MY DAD WAS A POLICEMAN
My father was in the police force, which was considered a reserved occupation and he was stationed near home. He had to go out each evening to survey problems which arose during the raids. The worst evening I can remember was after the sirens sounded not going into the air raid shelter, but hiding under the stairs during the bombing of Hubert Road in Selly Oak. That night a land mine was dropped at the bottom of the road, which destroyed many houses, and under the stairs we were showered with glass and pottery — everything fell from the shelves. It was the most frightening night of the war for me.
POLICE CALL OUTS
I lived in Birmingham thought out the war. Police at that time were not just policemen dealing with crime. My father was in the motor division, so when a call used to come for him to go, he used to take what ever car was available from the Black Maria or even an ambulance to see what was wrong. He often came home very stressed having driven through Birmingham while bombs were falling all around him.
THROWN TO THE FLOOR
One evening while running to the shelter there was a whine from a bomb. My mother threw me and herself, to the floor just before a hug bang, which sounded as if it was in our garden — but it was some way off.

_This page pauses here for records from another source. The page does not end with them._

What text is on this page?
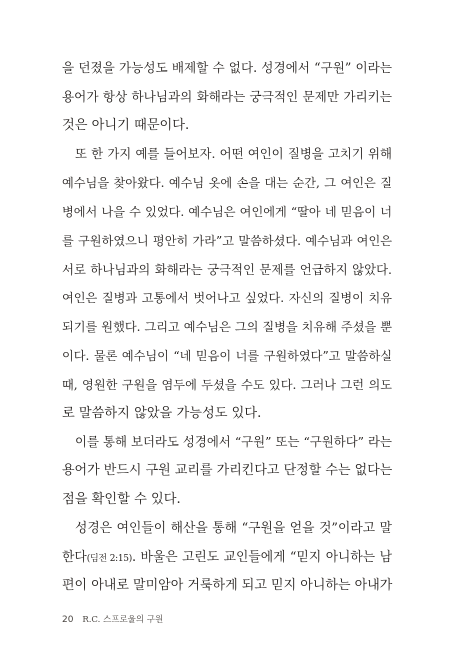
을 던졌을 가능성도 배제할 수 없다. 성경에서 “구원” 이라는
용어가 항상 하나님과의 화해라는 궁극적인 문제만 가리키는
것은 아니기 때문이다.
또 한 가지 예를 들어보자. 어떤 여인이 질병을 고치기 위해
예수님을 찾아왔다. 예수님 옷에 손을 대는 순간, 그 여인은 질
병에서 나을 수 있었다. 예수님은 여인에게 “딸아 네 믿음이 너
를 구원하였으니 평안히 가라”고 말씀하셨다. 예수님과 여인은
서로 하나님과의 화해라는 궁극적인 문제를 언급하지 않았다.
여인은 질병과 고통에서 벗어나고 싶었다. 자신의 질병이 치유
되기를 원했다. 그리고 예수님은 그의 질병을 치유해 주셨을 뿐
이다. 물론 예수님이 “네 믿음이 너를 구원하였다”고 말씀하실
때, 영원한 구원을 염두에 두셨을 수도 있다. 그러나 그런 의도
로 말씀하지 않았을 가능성도 있다.
이를 통해 보더라도 성경에서 “구원” 또는 “구원하다” 라는
용어가 반드시 구원 교리를 가리킨다고 단정할 수는 없다는
점을 확인할 수 있다.
성경은 여인들이 해산을 통해 “구원을 얻을 것”이라고 말
한다(딤전 2:15). 바울은 고린도 교인들에게 “믿지 아니하는 남
편이 아내로 말미암아 거룩하게 되고 믿지 아니하는 아내가
20 R.C. 스프로울의 구원
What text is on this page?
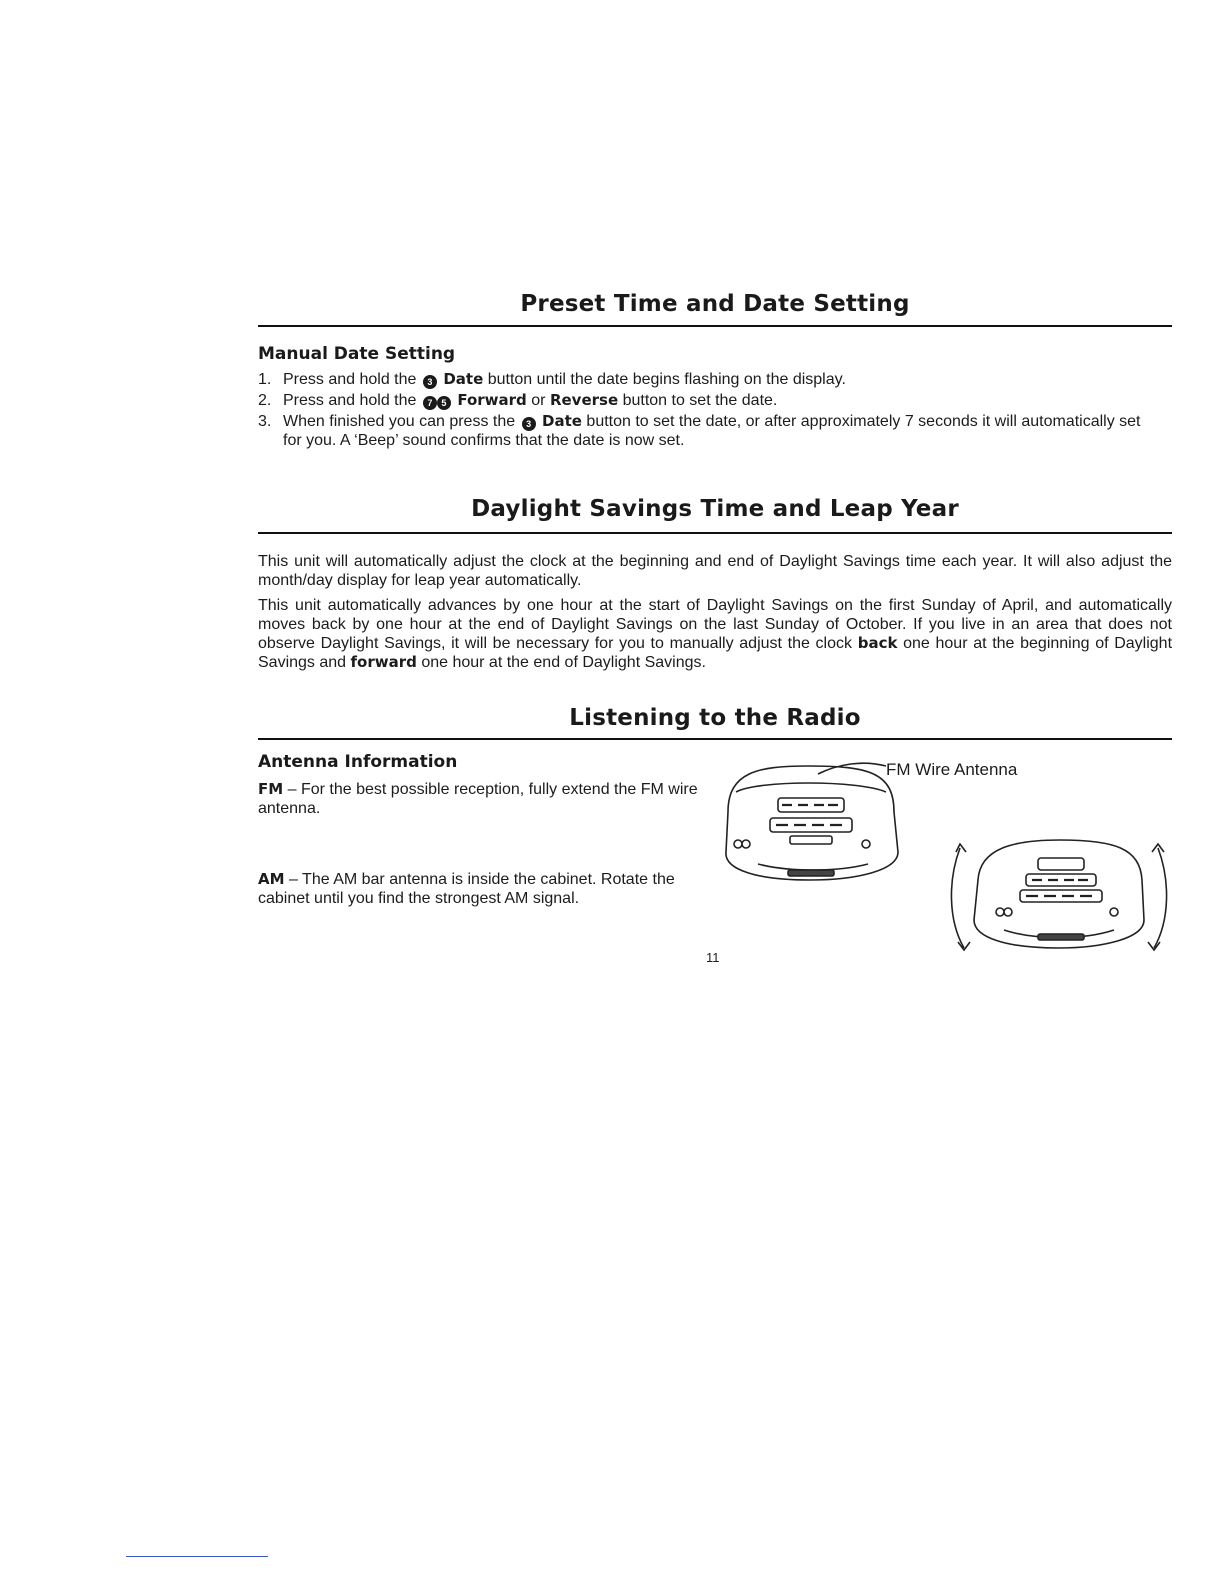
Preset Time and Date Setting
Manual Date Setting
1. Press and hold the 3 Date button until the date begins flashing on the display.
2. Press and hold the 7 5 Forward or Reverse button to set the date.
3. When finished you can press the 3 Date button to set the date, or after approximately 7 seconds it will automatically set for you. A ‘Beep’ sound confirms that the date is now set.
Daylight Savings Time and Leap Year

This unit will automatically adjust the clock at the beginning and end of Daylight Savings time each year. It will also adjust the month/day display for leap year automatically.

This unit automatically advances by one hour at the start of Daylight Savings on the first Sunday of April, and automatically moves back by one hour at the end of Daylight Savings on the last Sunday of October. If you live in an area that does not observe Daylight Savings, it will be necessary for you to manually adjust the clock back one hour at the beginning of Daylight Savings and forward one hour at the end of Daylight Savings.

Listening to the Radio
Antenna Information

FM – For the best possible reception, fully extend the FM wire antenna.

AM – The AM bar antenna is inside the cabinet. Rotate the cabinet until you find the strongest AM signal.

FM Wire Antenna
11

Most people had their own shelter in the garden consisting of heavy corrugated iron sheets. These were delivered to you home and neighbours all helped each other dig holes about three feet deep to put the shelter in. This was then covered with soil to give some protection from the bomb blast and shrapnel.
I lived on a hill outside Birmingham and as we went into the shelter during a raid, I could see Birmingham University, lit up with flares and searchlight in the sky often catching and enemy plane — quite a remarkable sight.
Our local recreation ground in Raddlebarn Road, used to have a barrage balloon tethered there and it was exciting to see it winched down so you could see just how enormous it was.